Planning documents not included in student-facing materials:
GITHUB_RELEASES_PLAN.md- Release strategy documentationSEO_IMPLEMENTATION_SPEC.md- SEO specifications
All course example files MUST use .md extension (not .txt) because:
- Students use markdown editors (Nimbalyst, Obsidian, VS Code) to visualize course files (taught in Module 1.2)
- Most markdown editors cannot display .txt files properly
- This is enforced in SCRIPT_INSTRUCTIONS.md
Ignored files (.gitignore):
- Obsidian workspace files (personal settings)
- Release artifacts (releases/, *.zip)
- Build outputs (node_modules/)
- Most .json files (except package.json, tsconfig.json)
- Most .png files (except website/public/**/*.png)
Branch:
Main branch is main - use this for pull requests.

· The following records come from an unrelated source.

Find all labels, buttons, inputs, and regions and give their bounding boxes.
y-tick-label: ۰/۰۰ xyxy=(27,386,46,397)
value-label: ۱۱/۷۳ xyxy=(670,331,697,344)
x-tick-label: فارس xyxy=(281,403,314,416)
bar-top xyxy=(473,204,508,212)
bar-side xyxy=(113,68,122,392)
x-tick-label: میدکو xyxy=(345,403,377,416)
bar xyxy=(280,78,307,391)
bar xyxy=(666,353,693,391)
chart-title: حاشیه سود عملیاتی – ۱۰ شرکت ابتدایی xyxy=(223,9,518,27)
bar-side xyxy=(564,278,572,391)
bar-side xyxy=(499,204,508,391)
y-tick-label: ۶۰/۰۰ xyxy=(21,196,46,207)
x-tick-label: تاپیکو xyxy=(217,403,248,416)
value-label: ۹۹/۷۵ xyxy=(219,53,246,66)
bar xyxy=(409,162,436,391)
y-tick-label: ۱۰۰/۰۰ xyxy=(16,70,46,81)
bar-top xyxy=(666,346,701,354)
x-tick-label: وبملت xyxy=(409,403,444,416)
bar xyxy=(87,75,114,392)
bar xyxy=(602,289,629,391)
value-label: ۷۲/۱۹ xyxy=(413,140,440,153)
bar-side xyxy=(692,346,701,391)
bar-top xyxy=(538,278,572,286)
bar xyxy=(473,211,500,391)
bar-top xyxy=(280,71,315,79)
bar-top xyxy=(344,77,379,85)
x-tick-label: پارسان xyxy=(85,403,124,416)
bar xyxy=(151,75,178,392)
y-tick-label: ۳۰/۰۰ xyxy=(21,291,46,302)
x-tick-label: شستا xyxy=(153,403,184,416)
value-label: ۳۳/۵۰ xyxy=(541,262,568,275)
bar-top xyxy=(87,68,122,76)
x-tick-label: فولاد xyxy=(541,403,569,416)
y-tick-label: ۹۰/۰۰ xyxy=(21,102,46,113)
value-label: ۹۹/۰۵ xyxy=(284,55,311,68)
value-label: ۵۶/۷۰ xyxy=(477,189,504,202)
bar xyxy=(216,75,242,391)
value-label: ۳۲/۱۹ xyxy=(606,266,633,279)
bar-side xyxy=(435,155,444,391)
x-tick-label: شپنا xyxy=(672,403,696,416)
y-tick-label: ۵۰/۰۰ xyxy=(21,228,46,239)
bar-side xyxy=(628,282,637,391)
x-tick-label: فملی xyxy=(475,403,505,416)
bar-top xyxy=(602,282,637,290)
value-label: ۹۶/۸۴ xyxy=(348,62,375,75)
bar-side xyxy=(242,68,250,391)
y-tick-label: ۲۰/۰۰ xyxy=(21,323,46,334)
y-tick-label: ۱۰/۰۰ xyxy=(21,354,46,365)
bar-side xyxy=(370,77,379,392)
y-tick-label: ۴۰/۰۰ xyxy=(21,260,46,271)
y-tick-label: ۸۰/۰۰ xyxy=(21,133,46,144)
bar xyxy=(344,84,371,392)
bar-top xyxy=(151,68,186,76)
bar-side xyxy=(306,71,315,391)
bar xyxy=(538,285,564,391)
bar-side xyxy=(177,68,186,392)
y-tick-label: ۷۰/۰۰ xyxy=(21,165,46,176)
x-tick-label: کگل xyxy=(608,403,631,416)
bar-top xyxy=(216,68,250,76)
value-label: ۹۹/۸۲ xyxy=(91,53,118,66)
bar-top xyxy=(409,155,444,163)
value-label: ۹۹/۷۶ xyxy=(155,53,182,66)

The site uses a teal color scheme (primaryHue: 169) with dark theme default. Footer includes CC BY-NC-ND 4.0 license attribution.
This course teaches Product Managers to use Claude Code through hands-on practice. The course content itself is delivered by Claude Code, creating a meta-learning experience where students learn the tool by using the tool.